If the AI investment reversal remains within a small group of technology companies, the damage may be limited. Stocks will be repriced, suppliers will adjust, and investors will reassess valuations without forcing major changes in monetary policy.
But the risk, the BIS warns, is that the consumption boom is large enough to affect the entire financial system.
This suggests that a significant pullback in AI capital spending could simultaneously hit business investment, employment, household assets, and credit availability. Those pressures could become even more severe if inflation remains high and central banks feel unable to cut interest rates quickly.
This makes setting risk assets difficult. If inflation rises, policy may be tightened even if investment is weak. Tight credit could expose private market leverage. A decline in stock prices could reduce household assets and slow consumption. Each channel can enhance the other channels.

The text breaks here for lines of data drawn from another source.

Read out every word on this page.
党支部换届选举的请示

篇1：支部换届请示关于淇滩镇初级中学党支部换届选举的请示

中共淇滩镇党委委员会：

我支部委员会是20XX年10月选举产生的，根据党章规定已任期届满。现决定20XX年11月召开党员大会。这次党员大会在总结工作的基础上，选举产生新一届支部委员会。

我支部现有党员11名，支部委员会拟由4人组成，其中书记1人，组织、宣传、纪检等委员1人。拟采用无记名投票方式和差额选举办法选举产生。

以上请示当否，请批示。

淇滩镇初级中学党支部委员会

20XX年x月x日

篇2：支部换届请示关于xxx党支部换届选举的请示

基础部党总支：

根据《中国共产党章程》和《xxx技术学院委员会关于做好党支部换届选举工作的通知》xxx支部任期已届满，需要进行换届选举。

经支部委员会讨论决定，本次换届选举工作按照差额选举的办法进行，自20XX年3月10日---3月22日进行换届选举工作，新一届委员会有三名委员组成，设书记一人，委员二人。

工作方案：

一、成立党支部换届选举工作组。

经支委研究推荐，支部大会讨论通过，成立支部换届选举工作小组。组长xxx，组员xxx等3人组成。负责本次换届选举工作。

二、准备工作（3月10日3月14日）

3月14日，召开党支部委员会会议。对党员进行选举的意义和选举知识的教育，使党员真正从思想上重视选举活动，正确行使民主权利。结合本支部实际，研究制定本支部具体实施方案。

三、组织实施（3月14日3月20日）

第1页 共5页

The policy path is extremely important for Bitcoin. This asset often performs best when liquidity expands, real interest rates fall, and investors expect central banks to support markets. A credit shock that eventually brings easier money could revive that trade.
Arthur Hayes, co-founder of BitMEX, argued that the AI bust could help propel Bitcoin prices significantly higher if authorities respond by creating new liquidity and investors move away from debt-ridden financial structures.
While this view remains speculative, it captures why some crypto traders are looking to AI capital investment and credit markets as potential drivers of the next Bitcoin cycle.
However, the timing has not been determined. Therefore, traders betting on the eventual liquidity response may have to endure drawdowns that occur before then.